In the previous part of this series (we encourage you to read it; it is available here), we described how economists thought about the first paper money, which started to appear more often in Europe in the 18th century. Unfortunately, politicians and bankers liked the very idea of reprinting banknotes. It caused great inflation. Especially in France …
Inflation is destroying the economy of France
In the previous section, we wrote, inter alia, about the Scottish John Law, who headed the first central bank in the history of France. His monetary policy and economic experiments (all strangely reminiscent of Modern Monetary Theory today) ultimately led to the country’s enormous debt, the Mississippi Company bubble, and high inflation, which in the long run sparked the outbreak of the French Revolution.
What were the real reasons for the revolution of 1789? Of course, in history books you will find a rather naive story about the evil king of France who oppressed his people. But the truth was a little different. Of course, there was then a clear division between society and social classes, but the revolution broke out for a different reason. The country … went bankrupt. Nor was it – which is worth adding – the cost of servicing the manor, as we are often told. These were still – in the context of the entire budget – quite low. The reason for the fall of France was simply the country’s debt as such and the service of that debt.
The French economy was also in a deplorable state then.

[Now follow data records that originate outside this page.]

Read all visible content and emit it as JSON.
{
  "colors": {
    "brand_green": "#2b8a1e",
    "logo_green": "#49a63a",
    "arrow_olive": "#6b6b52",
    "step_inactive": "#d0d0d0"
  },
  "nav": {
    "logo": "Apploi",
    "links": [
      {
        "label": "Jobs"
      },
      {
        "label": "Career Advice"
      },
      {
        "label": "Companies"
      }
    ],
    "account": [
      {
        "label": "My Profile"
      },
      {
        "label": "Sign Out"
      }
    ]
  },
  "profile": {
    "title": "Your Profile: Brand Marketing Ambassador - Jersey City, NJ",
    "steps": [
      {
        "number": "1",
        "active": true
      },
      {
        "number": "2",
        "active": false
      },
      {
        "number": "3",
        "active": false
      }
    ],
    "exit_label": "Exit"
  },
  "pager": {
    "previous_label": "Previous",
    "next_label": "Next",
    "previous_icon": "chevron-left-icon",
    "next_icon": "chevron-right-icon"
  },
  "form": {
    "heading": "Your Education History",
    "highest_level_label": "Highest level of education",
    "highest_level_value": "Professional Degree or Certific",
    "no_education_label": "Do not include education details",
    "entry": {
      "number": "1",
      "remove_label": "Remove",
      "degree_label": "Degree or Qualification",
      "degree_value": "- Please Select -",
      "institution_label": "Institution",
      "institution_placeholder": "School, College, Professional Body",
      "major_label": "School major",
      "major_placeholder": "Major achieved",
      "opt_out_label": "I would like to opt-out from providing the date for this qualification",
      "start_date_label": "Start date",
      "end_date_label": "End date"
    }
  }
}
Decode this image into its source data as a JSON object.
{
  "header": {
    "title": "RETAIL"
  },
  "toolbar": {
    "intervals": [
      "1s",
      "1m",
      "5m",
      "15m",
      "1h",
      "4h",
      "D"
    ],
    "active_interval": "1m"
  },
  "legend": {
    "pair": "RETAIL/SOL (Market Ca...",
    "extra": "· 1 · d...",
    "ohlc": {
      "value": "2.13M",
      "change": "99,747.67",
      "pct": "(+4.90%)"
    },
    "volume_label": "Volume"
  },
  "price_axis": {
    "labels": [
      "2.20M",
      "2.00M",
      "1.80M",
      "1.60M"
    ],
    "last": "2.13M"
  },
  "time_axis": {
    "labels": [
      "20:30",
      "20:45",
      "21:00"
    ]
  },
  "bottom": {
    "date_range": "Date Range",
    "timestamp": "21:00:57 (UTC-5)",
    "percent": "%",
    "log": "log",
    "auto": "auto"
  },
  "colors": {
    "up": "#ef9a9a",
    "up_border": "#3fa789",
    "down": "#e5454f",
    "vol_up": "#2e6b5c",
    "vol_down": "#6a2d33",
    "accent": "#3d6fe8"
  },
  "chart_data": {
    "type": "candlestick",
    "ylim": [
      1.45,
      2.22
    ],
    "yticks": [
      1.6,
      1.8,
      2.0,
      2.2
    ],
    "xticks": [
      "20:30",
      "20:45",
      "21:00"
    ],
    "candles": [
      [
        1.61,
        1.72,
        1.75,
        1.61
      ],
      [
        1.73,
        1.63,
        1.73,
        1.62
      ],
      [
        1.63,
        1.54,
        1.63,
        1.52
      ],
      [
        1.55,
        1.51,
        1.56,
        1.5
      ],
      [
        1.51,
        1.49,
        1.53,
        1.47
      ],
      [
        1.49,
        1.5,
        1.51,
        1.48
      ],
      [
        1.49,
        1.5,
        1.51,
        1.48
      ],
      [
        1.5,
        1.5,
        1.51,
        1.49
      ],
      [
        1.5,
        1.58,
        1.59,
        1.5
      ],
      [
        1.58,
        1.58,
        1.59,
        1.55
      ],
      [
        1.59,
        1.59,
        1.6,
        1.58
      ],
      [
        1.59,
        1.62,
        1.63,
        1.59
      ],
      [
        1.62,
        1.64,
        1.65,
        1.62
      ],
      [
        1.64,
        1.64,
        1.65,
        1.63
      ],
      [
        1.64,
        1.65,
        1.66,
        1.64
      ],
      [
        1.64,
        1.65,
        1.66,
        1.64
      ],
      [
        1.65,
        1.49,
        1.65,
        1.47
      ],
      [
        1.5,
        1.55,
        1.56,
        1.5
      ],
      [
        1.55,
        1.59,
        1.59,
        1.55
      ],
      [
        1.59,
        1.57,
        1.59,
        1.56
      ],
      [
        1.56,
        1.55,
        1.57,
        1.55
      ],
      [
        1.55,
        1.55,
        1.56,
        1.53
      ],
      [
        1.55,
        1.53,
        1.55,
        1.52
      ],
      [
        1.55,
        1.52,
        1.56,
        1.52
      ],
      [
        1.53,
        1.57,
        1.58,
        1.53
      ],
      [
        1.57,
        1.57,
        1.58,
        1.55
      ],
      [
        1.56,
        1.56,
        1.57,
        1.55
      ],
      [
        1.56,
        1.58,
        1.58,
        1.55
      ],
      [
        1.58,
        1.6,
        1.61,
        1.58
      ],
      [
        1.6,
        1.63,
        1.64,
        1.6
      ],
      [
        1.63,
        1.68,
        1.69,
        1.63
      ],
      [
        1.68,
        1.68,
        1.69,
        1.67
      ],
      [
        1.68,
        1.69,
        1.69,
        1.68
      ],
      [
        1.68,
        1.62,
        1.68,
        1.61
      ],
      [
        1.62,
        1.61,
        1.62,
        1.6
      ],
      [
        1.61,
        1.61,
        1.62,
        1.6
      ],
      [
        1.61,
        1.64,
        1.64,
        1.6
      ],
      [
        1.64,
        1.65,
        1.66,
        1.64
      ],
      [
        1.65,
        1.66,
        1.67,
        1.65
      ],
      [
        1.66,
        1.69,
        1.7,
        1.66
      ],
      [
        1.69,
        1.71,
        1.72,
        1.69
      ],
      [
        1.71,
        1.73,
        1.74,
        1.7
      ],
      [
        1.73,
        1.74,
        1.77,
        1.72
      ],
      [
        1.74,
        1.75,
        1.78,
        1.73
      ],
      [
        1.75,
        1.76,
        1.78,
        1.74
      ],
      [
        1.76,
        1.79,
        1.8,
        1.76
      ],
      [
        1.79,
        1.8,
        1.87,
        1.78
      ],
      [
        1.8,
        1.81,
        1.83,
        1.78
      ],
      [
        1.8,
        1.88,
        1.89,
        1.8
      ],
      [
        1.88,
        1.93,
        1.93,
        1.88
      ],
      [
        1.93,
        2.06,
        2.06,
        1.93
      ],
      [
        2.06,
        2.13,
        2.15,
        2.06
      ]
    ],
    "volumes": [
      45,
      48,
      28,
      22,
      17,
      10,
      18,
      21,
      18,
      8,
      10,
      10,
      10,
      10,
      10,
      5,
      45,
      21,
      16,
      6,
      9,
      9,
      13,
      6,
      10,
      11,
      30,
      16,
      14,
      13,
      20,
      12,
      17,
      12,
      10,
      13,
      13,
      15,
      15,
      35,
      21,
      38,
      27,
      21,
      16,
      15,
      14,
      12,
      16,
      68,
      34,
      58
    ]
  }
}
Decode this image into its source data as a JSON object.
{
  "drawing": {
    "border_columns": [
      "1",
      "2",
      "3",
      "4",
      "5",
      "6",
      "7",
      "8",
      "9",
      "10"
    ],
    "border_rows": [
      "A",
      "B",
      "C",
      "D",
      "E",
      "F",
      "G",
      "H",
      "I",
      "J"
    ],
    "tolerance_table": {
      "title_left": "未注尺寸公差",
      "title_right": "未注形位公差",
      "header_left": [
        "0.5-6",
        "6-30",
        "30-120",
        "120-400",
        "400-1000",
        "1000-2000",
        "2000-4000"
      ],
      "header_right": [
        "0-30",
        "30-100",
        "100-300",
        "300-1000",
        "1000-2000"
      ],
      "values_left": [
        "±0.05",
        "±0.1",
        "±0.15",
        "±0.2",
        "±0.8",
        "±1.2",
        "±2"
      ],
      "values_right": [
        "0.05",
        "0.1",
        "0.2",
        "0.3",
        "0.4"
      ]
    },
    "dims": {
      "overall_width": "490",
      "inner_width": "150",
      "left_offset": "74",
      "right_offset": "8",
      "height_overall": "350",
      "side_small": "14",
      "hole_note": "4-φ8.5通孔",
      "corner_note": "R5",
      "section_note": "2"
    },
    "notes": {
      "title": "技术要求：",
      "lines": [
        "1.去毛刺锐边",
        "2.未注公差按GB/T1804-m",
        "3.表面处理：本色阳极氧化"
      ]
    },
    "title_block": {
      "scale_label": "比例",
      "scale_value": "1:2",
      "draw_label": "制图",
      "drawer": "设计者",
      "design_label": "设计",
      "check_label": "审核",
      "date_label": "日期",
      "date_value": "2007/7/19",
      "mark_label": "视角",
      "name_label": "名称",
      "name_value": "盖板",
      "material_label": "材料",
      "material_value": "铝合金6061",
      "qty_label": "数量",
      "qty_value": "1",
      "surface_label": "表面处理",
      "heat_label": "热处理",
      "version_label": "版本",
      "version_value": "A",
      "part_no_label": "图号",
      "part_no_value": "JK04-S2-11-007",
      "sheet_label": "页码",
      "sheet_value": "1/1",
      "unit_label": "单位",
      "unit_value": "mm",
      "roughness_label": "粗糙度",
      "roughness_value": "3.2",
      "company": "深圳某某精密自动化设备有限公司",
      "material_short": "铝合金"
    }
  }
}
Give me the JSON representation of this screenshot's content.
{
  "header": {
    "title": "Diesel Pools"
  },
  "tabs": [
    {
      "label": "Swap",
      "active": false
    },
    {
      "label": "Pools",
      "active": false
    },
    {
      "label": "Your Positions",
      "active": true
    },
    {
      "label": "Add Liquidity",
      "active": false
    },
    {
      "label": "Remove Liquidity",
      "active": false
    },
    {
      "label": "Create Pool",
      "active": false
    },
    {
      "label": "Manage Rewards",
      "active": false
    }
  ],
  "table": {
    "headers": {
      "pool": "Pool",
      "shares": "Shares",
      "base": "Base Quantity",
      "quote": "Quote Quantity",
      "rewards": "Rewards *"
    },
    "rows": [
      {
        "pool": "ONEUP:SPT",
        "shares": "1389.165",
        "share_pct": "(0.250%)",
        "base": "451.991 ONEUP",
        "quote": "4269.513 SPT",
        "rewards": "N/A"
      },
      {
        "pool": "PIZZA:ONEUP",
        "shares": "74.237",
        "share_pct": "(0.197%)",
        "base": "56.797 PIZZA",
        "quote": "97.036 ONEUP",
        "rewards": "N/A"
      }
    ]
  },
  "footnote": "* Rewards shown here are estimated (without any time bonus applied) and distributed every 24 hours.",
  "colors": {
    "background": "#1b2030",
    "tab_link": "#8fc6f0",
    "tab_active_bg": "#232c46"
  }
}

Still, only 10 percent. the national income went to the maintenance of the famous royal court of Versailles. At the end of the 18th century, more than half of the state budget was spent only on interest on debt. When the king finally stopped paying them back (he had no funds for it), he made enemies, among others in the middle class and the banking community. It was also not the peasants, but the townspeople who started the volt, which went down in history as the French Revolution. In the National Assembly in 1789, nearly half of the people came from this state.
In order to save the economy, however, the stupidest decision was made: new paper money was issued, which theoretically had security in part of the property that had previously been confiscated by the nobility. With what effect? Not very good. One by one, however …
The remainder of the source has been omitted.